The annual conference is not about using credit cards on the Internet, as the name would suggest. Rather, it is the premier scientific showcase for advances in systems and applications for electronic commerce, including predictions markets, computational advertising, and the economic aspects of social networks.
Yahoo! Research played a leading role at this year’s conference, presenting a number of thought-provoking workshops and tutorials, and taking home the top prize: the Outstanding Paper Award.
Yahoo!’s “Self-Financed Wagering Mechanisms for Forecasting,” authored by Nicolas Lambert, John Langford, Jennifer Wortman, Yiling Chen, Daniel Reeves, Yoav Shoham, and David Pennock, was one of two Outstanding Papers awarded at the conference after the selection committee narrowed the field to six finalists. The paper investigates wagering mechanisms designed to elicit truthful predictions from a group of people.
Despite a highly rigorous selection process, a total of seven Yahoo! Research papers were accepted at EC’08. No other organization had as many papers accepted. All told, the conference received 200 papers, of which only 38 were selected. This is a remarkable accomplishment for Yahoo! and a ringing endorsement of the important work being done by our research scientists.
EC’08 also featured a number of invited speakers, paper presentations, workshops, and tutorials covering all areas of electronic commerce. Yahoo!’s Evgeniy Gabrilovich and Bo Pang led a well-received tutorial called Introduction to Computational Advertising. Computational advertising is new discipline that studies the process of advertising on the Internet from a variety of angles. The tutorial focused on one important aspect of online advertising: namely, contextual relevance.
Another interesting tutorial was on Automated Mechanism Design, according to Yahoo!’s Daniel Reeves, who was in attendance. This is a promising new area at the intersection of game theory and machine learning. Basically, it involves the automated searching of a space of mechanisms to achieve certain objectives such as maximum revenue, efficiency, or fairness.

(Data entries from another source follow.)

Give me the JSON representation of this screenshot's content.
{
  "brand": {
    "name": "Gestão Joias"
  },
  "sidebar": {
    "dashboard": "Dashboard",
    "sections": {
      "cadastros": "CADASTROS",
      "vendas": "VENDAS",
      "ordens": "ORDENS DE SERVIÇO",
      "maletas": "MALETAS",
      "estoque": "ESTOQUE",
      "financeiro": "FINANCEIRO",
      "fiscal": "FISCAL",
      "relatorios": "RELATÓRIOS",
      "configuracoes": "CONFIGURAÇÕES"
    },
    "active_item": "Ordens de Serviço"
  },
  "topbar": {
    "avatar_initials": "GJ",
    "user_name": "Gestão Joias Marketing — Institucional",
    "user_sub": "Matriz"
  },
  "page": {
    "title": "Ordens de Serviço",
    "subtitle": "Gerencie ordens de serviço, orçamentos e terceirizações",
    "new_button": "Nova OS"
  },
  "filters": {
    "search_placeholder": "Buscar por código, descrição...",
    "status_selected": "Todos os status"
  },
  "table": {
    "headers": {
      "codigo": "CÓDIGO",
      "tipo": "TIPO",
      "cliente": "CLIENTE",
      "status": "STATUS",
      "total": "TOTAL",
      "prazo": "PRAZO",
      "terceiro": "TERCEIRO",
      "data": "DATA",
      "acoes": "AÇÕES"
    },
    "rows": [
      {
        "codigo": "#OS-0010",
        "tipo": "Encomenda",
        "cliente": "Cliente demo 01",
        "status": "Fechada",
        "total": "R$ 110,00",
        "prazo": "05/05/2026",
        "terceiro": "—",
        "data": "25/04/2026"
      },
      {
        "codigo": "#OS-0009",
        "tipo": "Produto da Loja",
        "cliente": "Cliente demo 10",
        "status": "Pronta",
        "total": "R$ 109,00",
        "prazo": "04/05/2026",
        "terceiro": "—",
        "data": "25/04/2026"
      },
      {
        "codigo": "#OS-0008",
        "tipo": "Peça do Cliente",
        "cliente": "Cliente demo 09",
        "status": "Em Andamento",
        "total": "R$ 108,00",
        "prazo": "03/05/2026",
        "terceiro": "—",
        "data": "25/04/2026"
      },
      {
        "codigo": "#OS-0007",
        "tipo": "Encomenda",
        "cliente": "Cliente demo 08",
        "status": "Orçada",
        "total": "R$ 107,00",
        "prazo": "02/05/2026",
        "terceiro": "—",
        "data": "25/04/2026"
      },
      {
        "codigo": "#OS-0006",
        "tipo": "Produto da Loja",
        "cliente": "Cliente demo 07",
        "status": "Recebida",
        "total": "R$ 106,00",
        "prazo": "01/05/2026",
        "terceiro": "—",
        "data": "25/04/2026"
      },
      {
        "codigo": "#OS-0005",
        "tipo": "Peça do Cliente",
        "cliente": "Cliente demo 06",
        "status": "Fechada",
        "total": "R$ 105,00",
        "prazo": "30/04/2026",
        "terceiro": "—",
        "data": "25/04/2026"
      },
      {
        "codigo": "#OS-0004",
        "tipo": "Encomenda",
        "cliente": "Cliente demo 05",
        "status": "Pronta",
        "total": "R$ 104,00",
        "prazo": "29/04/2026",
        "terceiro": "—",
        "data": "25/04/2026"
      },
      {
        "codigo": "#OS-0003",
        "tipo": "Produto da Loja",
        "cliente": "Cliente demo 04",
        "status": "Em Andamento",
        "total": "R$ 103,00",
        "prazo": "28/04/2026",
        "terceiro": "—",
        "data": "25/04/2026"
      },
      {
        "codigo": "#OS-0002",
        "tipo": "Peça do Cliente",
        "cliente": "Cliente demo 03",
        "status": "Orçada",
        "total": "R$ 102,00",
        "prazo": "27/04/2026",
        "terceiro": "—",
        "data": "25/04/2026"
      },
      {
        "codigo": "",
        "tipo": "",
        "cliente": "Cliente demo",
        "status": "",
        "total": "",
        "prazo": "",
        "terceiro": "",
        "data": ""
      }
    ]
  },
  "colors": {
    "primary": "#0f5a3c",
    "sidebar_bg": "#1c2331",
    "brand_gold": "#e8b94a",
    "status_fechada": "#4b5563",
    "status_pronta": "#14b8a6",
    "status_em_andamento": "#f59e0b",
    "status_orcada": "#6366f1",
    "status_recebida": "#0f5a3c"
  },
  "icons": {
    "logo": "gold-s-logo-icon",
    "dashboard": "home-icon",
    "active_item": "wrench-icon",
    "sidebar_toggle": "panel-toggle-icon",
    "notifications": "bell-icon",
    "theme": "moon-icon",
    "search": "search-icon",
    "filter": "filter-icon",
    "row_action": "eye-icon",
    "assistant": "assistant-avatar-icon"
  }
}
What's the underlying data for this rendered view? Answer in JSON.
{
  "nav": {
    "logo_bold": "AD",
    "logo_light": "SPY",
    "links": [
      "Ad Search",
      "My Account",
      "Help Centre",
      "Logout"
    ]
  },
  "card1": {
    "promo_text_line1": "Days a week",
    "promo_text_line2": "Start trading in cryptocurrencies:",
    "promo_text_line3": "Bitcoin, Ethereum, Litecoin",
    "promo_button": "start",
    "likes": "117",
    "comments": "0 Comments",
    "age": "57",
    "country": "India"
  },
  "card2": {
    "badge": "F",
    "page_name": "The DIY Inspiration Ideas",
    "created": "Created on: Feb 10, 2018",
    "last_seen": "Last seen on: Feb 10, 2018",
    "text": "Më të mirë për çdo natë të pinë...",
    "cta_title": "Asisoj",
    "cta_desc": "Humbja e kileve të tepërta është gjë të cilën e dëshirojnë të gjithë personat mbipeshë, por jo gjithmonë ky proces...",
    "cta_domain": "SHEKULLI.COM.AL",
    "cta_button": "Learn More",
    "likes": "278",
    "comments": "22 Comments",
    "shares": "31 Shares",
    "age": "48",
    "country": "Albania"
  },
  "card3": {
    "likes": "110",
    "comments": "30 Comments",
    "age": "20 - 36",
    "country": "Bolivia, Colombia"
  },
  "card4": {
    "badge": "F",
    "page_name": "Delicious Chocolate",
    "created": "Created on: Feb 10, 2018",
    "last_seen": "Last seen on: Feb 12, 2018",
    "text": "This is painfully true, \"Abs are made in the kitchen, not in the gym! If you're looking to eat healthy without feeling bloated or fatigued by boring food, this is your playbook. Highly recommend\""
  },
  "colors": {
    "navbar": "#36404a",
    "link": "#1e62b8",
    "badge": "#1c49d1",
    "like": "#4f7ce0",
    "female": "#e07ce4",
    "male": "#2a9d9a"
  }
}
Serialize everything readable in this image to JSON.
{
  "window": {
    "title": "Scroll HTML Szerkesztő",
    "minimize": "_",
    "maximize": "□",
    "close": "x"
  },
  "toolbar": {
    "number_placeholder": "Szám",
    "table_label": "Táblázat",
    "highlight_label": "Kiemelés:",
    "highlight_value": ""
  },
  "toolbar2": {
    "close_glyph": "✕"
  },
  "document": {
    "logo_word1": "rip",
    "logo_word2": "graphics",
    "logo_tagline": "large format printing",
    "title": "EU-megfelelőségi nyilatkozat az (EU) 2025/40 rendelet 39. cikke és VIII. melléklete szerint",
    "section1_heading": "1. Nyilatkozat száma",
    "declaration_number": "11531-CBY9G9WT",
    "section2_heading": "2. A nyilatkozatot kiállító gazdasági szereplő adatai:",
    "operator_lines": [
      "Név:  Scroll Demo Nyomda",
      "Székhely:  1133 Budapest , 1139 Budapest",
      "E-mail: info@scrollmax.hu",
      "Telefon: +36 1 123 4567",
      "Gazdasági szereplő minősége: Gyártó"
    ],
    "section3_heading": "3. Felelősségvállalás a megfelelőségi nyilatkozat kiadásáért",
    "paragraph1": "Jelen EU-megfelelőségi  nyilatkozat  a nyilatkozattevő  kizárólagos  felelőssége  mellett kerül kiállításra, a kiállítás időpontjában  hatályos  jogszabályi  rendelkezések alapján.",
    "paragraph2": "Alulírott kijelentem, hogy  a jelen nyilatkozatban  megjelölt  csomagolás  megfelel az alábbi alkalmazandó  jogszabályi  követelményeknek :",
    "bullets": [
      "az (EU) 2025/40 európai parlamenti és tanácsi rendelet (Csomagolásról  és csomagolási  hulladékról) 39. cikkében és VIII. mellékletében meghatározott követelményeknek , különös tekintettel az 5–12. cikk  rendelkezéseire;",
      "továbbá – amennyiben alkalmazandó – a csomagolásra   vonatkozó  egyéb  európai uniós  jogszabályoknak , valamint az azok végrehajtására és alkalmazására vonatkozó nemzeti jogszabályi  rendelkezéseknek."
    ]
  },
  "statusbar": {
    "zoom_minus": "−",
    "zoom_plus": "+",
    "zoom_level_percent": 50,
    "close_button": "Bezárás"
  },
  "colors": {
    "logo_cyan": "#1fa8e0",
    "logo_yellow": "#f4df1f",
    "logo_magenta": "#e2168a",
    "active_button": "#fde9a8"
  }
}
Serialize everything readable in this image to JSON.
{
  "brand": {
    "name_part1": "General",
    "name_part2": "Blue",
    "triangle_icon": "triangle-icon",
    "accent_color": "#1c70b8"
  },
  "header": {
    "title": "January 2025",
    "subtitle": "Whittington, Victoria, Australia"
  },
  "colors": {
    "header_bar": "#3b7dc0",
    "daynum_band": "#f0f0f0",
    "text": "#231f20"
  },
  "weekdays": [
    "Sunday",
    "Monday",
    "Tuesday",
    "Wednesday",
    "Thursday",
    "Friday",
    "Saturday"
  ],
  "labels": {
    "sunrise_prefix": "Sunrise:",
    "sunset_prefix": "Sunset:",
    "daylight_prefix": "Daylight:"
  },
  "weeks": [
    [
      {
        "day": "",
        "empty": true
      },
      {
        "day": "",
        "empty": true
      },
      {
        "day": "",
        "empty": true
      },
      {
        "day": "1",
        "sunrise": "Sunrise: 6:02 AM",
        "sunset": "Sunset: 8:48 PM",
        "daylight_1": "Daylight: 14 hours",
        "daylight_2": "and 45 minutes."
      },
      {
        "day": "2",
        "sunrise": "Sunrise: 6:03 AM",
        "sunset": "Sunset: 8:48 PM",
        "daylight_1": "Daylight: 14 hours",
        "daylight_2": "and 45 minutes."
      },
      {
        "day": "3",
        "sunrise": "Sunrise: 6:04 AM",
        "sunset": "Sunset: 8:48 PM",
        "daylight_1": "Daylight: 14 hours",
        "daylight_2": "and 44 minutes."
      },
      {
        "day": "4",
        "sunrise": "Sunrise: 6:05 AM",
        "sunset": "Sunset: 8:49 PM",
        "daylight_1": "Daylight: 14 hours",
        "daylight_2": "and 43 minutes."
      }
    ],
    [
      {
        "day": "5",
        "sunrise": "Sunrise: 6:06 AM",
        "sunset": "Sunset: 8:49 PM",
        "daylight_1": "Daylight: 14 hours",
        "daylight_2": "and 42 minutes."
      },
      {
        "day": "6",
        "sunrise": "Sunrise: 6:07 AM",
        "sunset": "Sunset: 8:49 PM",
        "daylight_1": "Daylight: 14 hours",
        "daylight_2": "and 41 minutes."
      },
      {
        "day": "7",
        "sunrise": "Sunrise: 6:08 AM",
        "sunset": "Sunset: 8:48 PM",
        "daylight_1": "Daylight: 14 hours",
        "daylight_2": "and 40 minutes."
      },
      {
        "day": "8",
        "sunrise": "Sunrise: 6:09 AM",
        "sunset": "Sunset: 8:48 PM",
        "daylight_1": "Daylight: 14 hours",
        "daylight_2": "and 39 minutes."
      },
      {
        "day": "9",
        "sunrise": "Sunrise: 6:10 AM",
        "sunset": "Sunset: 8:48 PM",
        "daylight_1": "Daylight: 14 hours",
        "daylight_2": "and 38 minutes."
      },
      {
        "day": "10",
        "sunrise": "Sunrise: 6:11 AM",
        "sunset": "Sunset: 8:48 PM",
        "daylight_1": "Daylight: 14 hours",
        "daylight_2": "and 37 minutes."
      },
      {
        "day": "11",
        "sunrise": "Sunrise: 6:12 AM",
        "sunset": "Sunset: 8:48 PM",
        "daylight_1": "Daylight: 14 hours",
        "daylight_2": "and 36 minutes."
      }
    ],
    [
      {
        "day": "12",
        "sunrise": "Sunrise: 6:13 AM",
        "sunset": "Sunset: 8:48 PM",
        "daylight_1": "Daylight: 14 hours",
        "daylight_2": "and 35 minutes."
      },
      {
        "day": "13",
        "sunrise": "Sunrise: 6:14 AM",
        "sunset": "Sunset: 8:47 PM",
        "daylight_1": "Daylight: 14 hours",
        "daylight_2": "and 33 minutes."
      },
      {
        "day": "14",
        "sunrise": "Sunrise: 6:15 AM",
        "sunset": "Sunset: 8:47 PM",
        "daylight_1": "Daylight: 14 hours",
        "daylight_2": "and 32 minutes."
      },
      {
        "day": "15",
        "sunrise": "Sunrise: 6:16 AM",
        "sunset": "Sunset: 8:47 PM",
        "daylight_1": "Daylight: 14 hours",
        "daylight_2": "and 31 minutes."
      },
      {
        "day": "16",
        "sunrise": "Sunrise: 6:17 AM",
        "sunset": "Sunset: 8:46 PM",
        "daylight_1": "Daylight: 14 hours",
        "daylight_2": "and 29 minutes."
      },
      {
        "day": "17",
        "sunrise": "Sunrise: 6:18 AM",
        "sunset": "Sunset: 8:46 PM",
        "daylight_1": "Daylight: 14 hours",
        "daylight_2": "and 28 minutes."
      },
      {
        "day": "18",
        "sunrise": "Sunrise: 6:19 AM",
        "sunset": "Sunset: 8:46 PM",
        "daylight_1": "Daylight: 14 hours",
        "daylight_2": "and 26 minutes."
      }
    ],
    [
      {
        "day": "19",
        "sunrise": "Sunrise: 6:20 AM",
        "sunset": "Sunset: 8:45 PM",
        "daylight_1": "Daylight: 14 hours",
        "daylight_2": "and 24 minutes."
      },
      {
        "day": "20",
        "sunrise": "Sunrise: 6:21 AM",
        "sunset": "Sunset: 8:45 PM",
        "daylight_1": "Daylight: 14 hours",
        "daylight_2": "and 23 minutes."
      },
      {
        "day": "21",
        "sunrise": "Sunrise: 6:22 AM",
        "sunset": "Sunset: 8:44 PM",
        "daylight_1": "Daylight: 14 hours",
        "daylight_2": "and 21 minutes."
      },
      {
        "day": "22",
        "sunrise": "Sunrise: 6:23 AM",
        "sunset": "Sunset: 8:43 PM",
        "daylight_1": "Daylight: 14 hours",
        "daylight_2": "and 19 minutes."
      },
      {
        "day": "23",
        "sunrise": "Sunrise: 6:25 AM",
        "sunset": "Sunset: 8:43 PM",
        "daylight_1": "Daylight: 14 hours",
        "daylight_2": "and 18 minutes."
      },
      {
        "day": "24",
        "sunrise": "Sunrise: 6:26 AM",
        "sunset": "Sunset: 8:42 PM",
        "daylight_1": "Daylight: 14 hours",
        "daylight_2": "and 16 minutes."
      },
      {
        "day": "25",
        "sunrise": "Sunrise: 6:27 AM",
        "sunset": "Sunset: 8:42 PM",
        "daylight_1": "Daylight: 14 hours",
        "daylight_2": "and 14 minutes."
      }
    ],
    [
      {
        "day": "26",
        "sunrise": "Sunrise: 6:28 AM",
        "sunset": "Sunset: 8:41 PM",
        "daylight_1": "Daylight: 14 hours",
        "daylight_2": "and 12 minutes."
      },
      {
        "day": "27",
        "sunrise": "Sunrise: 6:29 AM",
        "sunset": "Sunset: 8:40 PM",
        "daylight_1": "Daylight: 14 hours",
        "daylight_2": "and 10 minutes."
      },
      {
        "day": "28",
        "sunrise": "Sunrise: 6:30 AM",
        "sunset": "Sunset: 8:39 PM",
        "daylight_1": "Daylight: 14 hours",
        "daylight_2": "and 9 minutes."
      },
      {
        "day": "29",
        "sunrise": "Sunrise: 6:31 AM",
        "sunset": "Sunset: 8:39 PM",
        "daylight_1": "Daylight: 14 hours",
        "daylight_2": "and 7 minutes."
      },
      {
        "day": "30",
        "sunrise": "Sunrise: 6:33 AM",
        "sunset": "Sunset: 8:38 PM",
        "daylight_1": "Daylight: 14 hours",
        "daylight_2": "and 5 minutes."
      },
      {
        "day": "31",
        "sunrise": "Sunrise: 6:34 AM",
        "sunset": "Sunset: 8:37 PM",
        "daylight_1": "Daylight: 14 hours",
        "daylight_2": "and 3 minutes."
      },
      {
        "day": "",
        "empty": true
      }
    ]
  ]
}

The Ad Auction workshop organized by Yahoo!’s David Pennock, Rica Gonen, and others, also generated a fair amount of buzz. There was a lot of interest, both from academia and corporate research labs, on modeling user behavior. For instance, do people scan from top to bottom? Do some ads force users to abandon reading the search results? It seems clear that the simple model from a few years ago is past its peak in popularity, and people are now interested in fine-grained aspects of user behavior to increase ad quality and clickthrough rates.
Yet another conference highlight was Peter Cramton’s invited talk on spectrum auction design. Cramton pointed out that although sponsored search seems to get all the press coverage these days, the FCC spectrum auctions involve at least as much money. The auction is likely to generate between $10 billion and $15 billion in revenue for the government, according to news reports.
As for overarching themes at this year’s conference, Yahoo!’s Sebastien Lahaie noticed a few interesting developments. Though sponsored search is always a big part of the event, this year the focus was more on applied work, rather than just theoretical models, observed Lahaie. Other emerging themes included the growing prominence of social media and peer production, which is of obvious relevance to Yahoo! properties like Yahoo! Answers.
EC’08 wasn’t all work. There were a number of banquets and outings hosted by different companies. The Yahoo! reception in particular won rave reviews. It was a perfect venue to reconnect with old industry friends and make new ones, including many graduate students and faculty in attendance for top U.S. schools. All in all, EC’08 was a very successful event and a great opportunity for Yahoo! Research to showcase its leading-edge work.